Where Brands and Technology Work in Harmony

Martech without branding leads to an undifferentiated, bland experience; branding without the right tools limits the company’s ability to reach new audiences and earn more business. 

Use these helpful tips to develop a strong brand story and get more from your technology investments:

1. Understand your purpose

Company leaders can’t fake a purpose. Customers quickly call foul when a company holds a social position it doesn’t back up with action. To build a brand that stands up to scrutiny, the leaders of your company must agree on and work toward a shared purpose. 

That purpose doesn’t need to be purely philanthropic to appeal to audiences. REI, for example, incorporates conservationism into its core business processes.

Choose a cause that makes sense for your company’s market and resonates with your leadership team. Lean into that purpose to refine your branding as you grow. 

2. Tell a consistent story

Great brands adhere strictly to their style guides for written, audio, and visual content. Your style guide should not only cover details such as colors and grammar (e.g., Chicago versus AP style), but it should also clarify company stances on things like tone and important social issues. Treat style and branding guides as living documents that require regular updates to remain relevant.

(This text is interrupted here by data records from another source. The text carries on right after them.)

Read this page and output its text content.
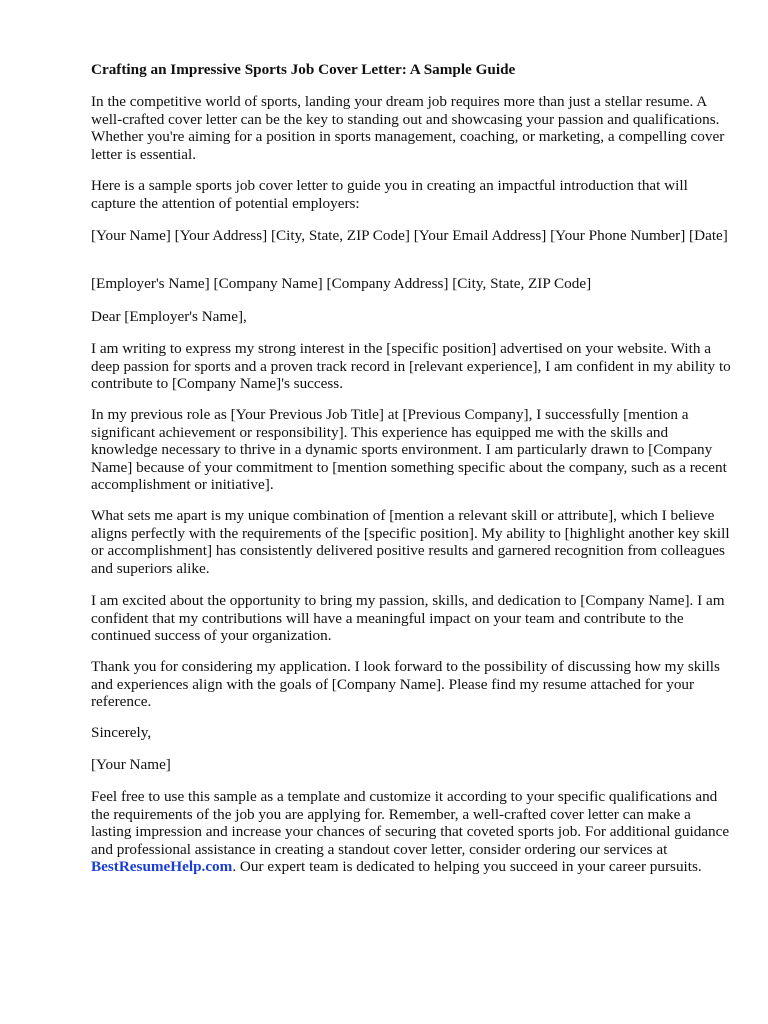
Crafting an Impressive Sports Job Cover Letter: A Sample Guide

In the competitive world of sports, landing your dream job requires more than just a stellar resume. A well-crafted cover letter can be the key to standing out and showcasing your passion and qualifications. Whether you're aiming for a position in sports management, coaching, or marketing, a compelling cover letter is essential.

Here is a sample sports job cover letter to guide you in creating an impactful introduction that will capture the attention of potential employers:

[Your Name] [Your Address] [City, State, ZIP Code] [Your Email Address] [Your Phone Number] [Date]

[Employer's Name] [Company Name] [Company Address] [City, State, ZIP Code]

Dear [Employer's Name],

I am writing to express my strong interest in the [specific position] advertised on your website. With a deep passion for sports and a proven track record in [relevant experience], I am confident in my ability to contribute to [Company Name]'s success.

In my previous role as [Your Previous Job Title] at [Previous Company], I successfully [mention a significant achievement or responsibility]. This experience has equipped me with the skills and knowledge necessary to thrive in a dynamic sports environment. I am particularly drawn to [Company Name] because of your commitment to [mention something specific about the company, such as a recent accomplishment or initiative].

What sets me apart is my unique combination of [mention a relevant skill or attribute], which I believe aligns perfectly with the requirements of the [specific position]. My ability to [highlight another key skill or accomplishment] has consistently delivered positive results and garnered recognition from colleagues and superiors alike.

I am excited about the opportunity to bring my passion, skills, and dedication to [Company Name]. I am confident that my contributions will have a meaningful impact on your team and contribute to the continued success of your organization.

Thank you for considering my application. I look forward to the possibility of discussing how my skills and experiences align with the goals of [Company Name]. Please find my resume attached for your reference.

Sincerely,

[Your Name]

Feel free to use this sample as a template and customize it according to your specific qualifications and the requirements of the job you are applying for. Remember, a well-crafted cover letter can make a lasting impression and increase your chances of securing that coveted sports job. For additional guidance and professional assistance in creating a standout cover letter, consider ordering our services at BestResumeHelp.com. Our expert team is dedicated to helping you succeed in your career pursuits.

Begin your style guide with your company’s purpose and core values, and look back to those values as you encounter potential conflicts. REI would lose customers in droves if it partnered with an oil drilling firm or a logging company in the Amazon, for example. No short-term profits can make up for a betrayal of your brand. 

3. Get your fans involved

Use your marketing communication tools to empower your fans to spread the word about your brand. Incentivize word-of-mouth marketing by using a loyalty program and frequent outreach to create a sense of community. Your best customers engage with your brand as if it were an extension of their own personalities, so treat them as part of your brand family to foster inclusivity.

Martech can help you identify which customers would make great ambassadors. Who consumes your content and shares it on social media? Who spends the most time on your website and clicks through most of your emails? By targeting those fans with special messaging and promotions, you can bring your brand story to new audiences.

CMOs can’t afford to ignore technology, but they can’t be blind to its shortcomings, either. Martech multiplies your resources if — and only if — you don’t jettison best practices in the process. Before you cut your creative spending and put everything into analytics, realize that optimization is meaningless without a strong brand to stand on.